SCHIEDAM- De rechtbank Rotterdam heeft Yordi H. (25) uit Bergschenhoek veroordeeld tot 28 maanden gevangenisstraf wegens het medeplegen van een beschieting van een pand op het Piet Paaltjesplein in Rotterdam-Spangen en het bezit van een automatisch vuurwapen. De uitspraak valt lager uit dan de eis van de officier van justitie, die een celstraf van 40 maanden heeft geëist, waarvan 6 maanden voorwaardelijk met een proeftijd van 2 jaar. De rechtbank oordeelt dat voor een deel van de ten laste gelegde feiten onvoldoende bewijs is geleverd en verklaart het Openbaar Ministerie daarom deels niet-ontvankelijk in de vordering tot tenuitvoerlegging van een eerdere voorwaardelijke straf.
Opvallend in de zaak is dat H. zich consequent op een alibi beroept: volgens hem was hij die bewuste nacht aan het werk in zijn kantoor te Schiedam en kon hij onmogelijk iets te maken hebben gehad met het schietincinden in Spangen. Tijdens de zitting blijft hij erbij dat hij daar een groot deel van de nacht verbleef en dat hij pas later door bekenden is opgehaald in een witte Volkswagen Polo.

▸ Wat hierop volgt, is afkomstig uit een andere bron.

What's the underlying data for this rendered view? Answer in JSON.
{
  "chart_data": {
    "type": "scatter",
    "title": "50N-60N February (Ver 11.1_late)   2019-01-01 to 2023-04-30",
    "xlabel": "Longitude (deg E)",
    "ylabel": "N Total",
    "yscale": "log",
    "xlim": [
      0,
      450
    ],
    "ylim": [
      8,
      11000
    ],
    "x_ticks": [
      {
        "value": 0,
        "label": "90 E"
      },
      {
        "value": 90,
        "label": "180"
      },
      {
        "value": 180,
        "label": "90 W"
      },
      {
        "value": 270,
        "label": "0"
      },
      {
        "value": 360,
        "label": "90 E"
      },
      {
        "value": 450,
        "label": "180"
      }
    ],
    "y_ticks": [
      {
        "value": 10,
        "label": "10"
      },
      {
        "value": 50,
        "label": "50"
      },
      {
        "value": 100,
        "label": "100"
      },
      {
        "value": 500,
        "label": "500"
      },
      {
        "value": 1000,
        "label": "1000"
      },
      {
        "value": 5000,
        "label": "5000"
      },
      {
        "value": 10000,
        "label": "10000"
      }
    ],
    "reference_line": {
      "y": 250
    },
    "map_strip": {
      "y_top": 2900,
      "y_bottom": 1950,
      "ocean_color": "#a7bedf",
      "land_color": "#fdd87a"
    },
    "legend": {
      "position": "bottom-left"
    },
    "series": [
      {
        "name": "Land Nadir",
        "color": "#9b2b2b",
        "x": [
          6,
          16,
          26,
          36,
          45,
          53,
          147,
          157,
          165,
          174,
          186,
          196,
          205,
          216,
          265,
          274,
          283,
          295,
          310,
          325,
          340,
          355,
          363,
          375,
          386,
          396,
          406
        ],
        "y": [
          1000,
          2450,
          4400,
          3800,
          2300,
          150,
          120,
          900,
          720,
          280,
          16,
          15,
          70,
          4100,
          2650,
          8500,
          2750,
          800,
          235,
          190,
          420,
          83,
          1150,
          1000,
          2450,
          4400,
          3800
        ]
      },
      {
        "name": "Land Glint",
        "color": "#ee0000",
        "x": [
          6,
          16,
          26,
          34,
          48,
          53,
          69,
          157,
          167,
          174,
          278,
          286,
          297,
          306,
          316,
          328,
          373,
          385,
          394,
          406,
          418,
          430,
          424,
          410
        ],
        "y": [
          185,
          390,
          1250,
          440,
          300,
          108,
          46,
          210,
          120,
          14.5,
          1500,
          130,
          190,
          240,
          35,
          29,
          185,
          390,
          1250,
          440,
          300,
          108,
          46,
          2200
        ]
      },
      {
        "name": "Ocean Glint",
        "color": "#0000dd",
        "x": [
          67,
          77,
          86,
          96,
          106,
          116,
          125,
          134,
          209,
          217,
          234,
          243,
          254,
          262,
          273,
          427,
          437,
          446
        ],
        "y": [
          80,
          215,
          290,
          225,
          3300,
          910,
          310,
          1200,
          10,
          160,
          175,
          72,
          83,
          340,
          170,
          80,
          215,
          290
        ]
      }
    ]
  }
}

Daarna zou hij volgens eigen zeggen met de groep alleen even Snus hebben gehaald op de Nieuwe Binnenweg en vervolgens weer naar Schiedam zijn teruggebracht. De rechtbank schenkt geen geloof aan dit verweer. Uit het uitgebreide politieonderzoek, waarin telefoongegevens, camerabeelden en verklaringen van een medeverdachte zijn meegenomen, blijkt dat de Polo op meerdere momenten op belangrijke locaties is gezien, onder andere in de Bolnesstraat te Rotterdam-Zuid. Juist daar vond de overdracht van het wapen plaats, dat later bij de beschieting is gebruikt.
Volgens de rechtbank sluiten de reisbewegingen van de Polo en de herkenning van H. door de medeverdachte als wapenleverancier het scenario dat hij rustig op kantoor zat, volledig uit. Ook de kleding die H. droeg bij de politiecontrole een uur na de beschieting komt overeen met de kleding van de man die op camerabeelden het vuurwapen overdraagt in een blauwe Albert Heijn tas.
De beschieting vindt plaats in de nacht van 25 november 2024 op het Piet Paaltjensplein te Rotterdam-West. Een portiek van een flatgebouw wordt met meerdere kogels beschoten. Kogelgaten zijn aangetroffen in de toegangsdeur, brievenbussen en de lifttoegang. De bewoners verklaarden zich kapot te zijn geschrokken en voelden zich daarna niet meer veilig in hun eigen huis. Uit het onderzoek blijkt dat H. de schutter niet alleen van een wapen heeft voorzien, maar hem ook instructies geeft vlak voor de beschieting. Volgens de medeverdachte stapte H. bij aankomst in de buurt nogmaals in de Kia Picanto om aanwijzingen te geven en stapte hij daarna weer uit. Vervolgens liep de schutter naar het portiek en opende hij het vuur.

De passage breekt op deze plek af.